Employees should be eligible to participate in the pension plan within two years of employment. The eligibility requirement for part-time staff may consider the number of hours worked in a year or the level of earnings (i.e. 35% of the Year's Maximum Pensionable Earnings under the CPP/QPP or worked 700 hours).
Required Employee Contributions
It is common to require employees to contribute 5% of earnings, less the employee portion of CPP/QPP, toward the cost of a pension plan.
Voluntary Employee Contributions
A pension plan may accept voluntary employee contributions that do not affect the pension formula. Group Registered Retirement Savings Plan are a less restrictive method of accepting voluntary contributions.
Normal Retirement Age
The pension plan must specify the age at which a member can retire with a full unreduced pension. This can be an absolute age or expressed as a formula (i.e. when the age + years of service = 80).
It is common to provide an actuarial equivalent of the pension at normal retirement date for members that retire up to 10 years earlier than then the normal retirement date.
It is common to provide an actuarial equivalent of the pension at normal retirement date, plus the value of any employee contributions after that date for members that retire later than then the normal retirement date.
Normal Form of Pension
The pension plan must specify a normal form of pension.

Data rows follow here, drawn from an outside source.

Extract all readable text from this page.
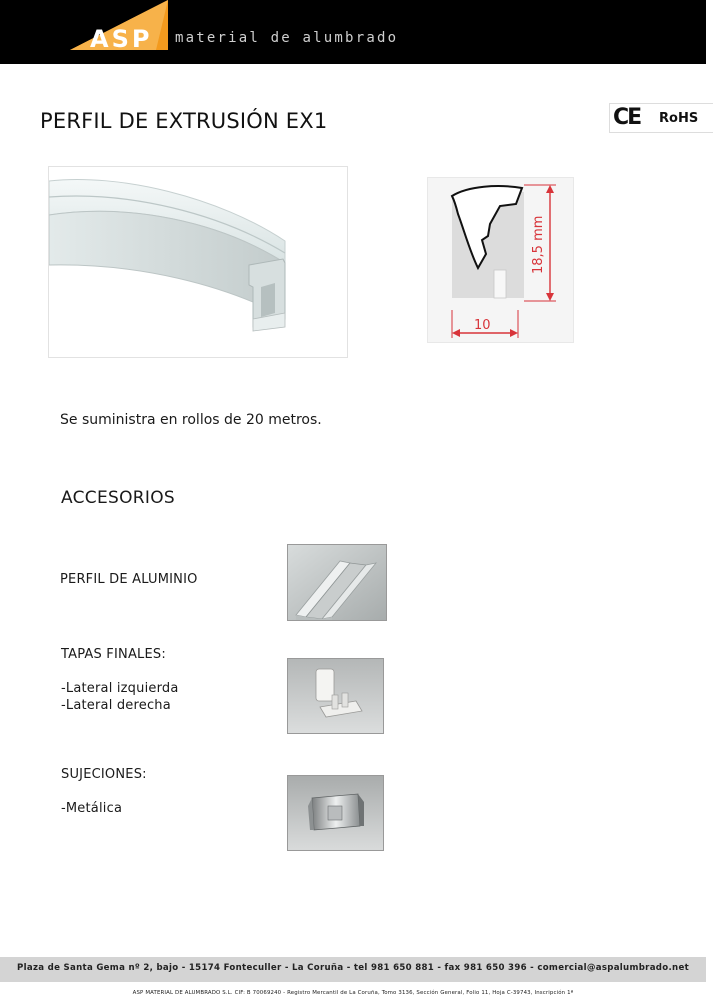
ASP material de alumbrado
PERFIL DE EXTRUSIÓN EX1	CE RoHS
18,5 mm
10
Se suministra en rollos de 20 metros.
ACCESORIOS
PERFIL DE ALUMINIO
TAPAS FINALES:
-Lateral izquierda
-Lateral derecha
SUJECIONES:
-Metálica
Plaza de Santa Gema nº 2, bajo - 15174 Fonteculler - La Coruña - tel 981 650 881 - fax 981 650 396 - comercial@aspalumbrado.net
ASP MATERIAL DE ALUMBRADO S.L. CIF: B 70069240 - Registro Mercantil de La Coruña, Tomo 3136, Sección General, Folio 11, Hoja C-39743, Inscripción 1ª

A common form is a pension that continues for the life of the retiree with a guarantee period of 10 years.
Most Pension Benefit Acts require that the actual form of the pension be a joint and survivor pension that provides a pension for the life of the retiree and a reduction to no less than 50-66.67% (depending on jurisdiction) after the first death. The amount of the pension can be the actuarial equivalent of the normal form. Both the member and spouse must waive the joint and survivor option in writing if it is not chosen.
Optional Forms of Pension
Members can often choose the actuarial equivalent pension in another form by adding guarantees, integrated with government programs, indexing and enhancing the survivor options.
Since 1988, the Pension Benefits Act of Ontario has stated that pension benefits must be increased after retirement in relation to inflation. The regulation required to enforce this provision has not yet been enacted. The risk associated with providing inflation protection is a reason to avoid defined benefits pension plans.
The plan design should address the issues of continuing contributions during disability and counting disability toward the service requirement.
Withdrawal Prior to Retirement Age
The pension plan must specify the rights of a member upon termination of employment other than by death or retirement. It is common to provide full rights (vesting) to benefits at the normal retirement age for members with two years of plan membership. Terminating employees may transfer the commuted value of the vested pension to another RPP or prescribed RRSP (with limited settlement options and locked in until they reach retirement age less 10 years).
Members who terminate before vesting should receive their contributions plus reasonable interest. Employer contributions may be refunded or remain within the plan to increase benefits or reduce future contributions.
The pension plan must specify when the rights of a member vest. Vesting may be immediate or delayed up to 2 years in most jurisdictions.